Punan Batu menjadi komunitas pertama yang berhasil melewati proses verifikasi lapangan pada 2025, dengan luasan 15 ribu hektare. “Namun, sebagian besar usulan masih di tahap administrasi,” jelas Linda Novita Ding, Pengendali Ekosistem Hutan Dinas Kehutanan Kaltara, pada Jumat (27/3). Meskipun pemerintah provinsi berperan sebagai fasilitator, verifikasi lapangan sepenuhnya merupakan kewenangan kementerian.

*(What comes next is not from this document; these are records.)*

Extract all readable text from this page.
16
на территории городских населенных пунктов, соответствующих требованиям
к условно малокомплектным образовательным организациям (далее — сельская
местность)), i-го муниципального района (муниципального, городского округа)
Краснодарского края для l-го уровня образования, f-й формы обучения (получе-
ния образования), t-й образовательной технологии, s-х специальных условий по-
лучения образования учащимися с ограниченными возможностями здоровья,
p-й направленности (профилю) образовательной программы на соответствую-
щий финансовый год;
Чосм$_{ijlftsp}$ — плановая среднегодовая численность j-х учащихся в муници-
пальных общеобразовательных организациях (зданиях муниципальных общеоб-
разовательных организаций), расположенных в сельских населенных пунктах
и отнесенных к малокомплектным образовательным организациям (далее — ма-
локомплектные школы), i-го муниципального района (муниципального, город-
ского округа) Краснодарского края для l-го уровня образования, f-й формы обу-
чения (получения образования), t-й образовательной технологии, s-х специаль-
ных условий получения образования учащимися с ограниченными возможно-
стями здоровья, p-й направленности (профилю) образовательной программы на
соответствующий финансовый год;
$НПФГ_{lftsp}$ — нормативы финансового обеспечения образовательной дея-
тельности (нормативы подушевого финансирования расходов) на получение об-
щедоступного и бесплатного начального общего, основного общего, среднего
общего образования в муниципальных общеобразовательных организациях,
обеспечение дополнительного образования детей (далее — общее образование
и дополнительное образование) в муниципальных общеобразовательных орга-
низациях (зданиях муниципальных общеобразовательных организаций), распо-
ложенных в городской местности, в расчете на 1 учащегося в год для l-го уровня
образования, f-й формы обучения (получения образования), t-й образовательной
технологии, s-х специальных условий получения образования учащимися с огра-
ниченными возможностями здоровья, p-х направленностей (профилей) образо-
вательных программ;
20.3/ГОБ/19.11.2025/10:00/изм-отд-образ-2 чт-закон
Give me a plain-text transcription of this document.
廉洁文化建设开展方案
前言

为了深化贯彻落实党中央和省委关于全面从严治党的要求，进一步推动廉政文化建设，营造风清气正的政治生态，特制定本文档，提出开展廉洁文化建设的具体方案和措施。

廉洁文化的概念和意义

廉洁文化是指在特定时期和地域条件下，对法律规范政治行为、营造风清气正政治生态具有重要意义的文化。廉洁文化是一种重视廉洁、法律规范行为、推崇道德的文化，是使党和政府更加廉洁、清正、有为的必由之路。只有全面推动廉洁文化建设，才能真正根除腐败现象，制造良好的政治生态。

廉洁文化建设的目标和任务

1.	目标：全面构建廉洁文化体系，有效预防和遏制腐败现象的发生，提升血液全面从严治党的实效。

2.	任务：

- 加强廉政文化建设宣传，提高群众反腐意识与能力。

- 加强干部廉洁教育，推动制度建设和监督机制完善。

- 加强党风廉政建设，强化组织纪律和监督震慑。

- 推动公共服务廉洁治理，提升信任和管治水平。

Kabupaten Malinau, yang memiliki hutan alam yang masih luas, menjadi daerah dengan usulan luasan hutan adat terbesar. Sementara itu, Kabupaten Nunukan mencatatkan jumlah komunitas pengusul terbanyak, meski dengan luas lahan yang lebih kecil. Pemerintah Provinsi Kaltara kini sedang mempercepat proses verifikasi untuk tiga kabupaten utama: Bulungan, Nunukan, dan Malinau, dengan fokus pada komunitas-komunitas yang sudah masuk dalam daftar prioritas.
Namun, kendala utama yang dihadapi adalah konflik pemanfaatan lahan, di mana banyak kawasan yang diusulkan bersinggungan dengan izin konsesi aktif atau peruntukan industri lainnya. Untuk memenuhi syarat sebagai hutan adat, kawasan tersebut harus bersih dari izin perusahaan. Jika tidak, proses pengakuan akan terhambat dan harus dibawa ke tingkat kementerian.
Bagi masyarakat adat Kaltara, hutan bukan hanya sekedar sumber daya alam, melainkan identitas dan mata pencaharian mereka. Proses yang lambat ini menjadi tantangan besar di tengah tekanan investasi dan perubahan fungsi lahan di Kalimantan Utara.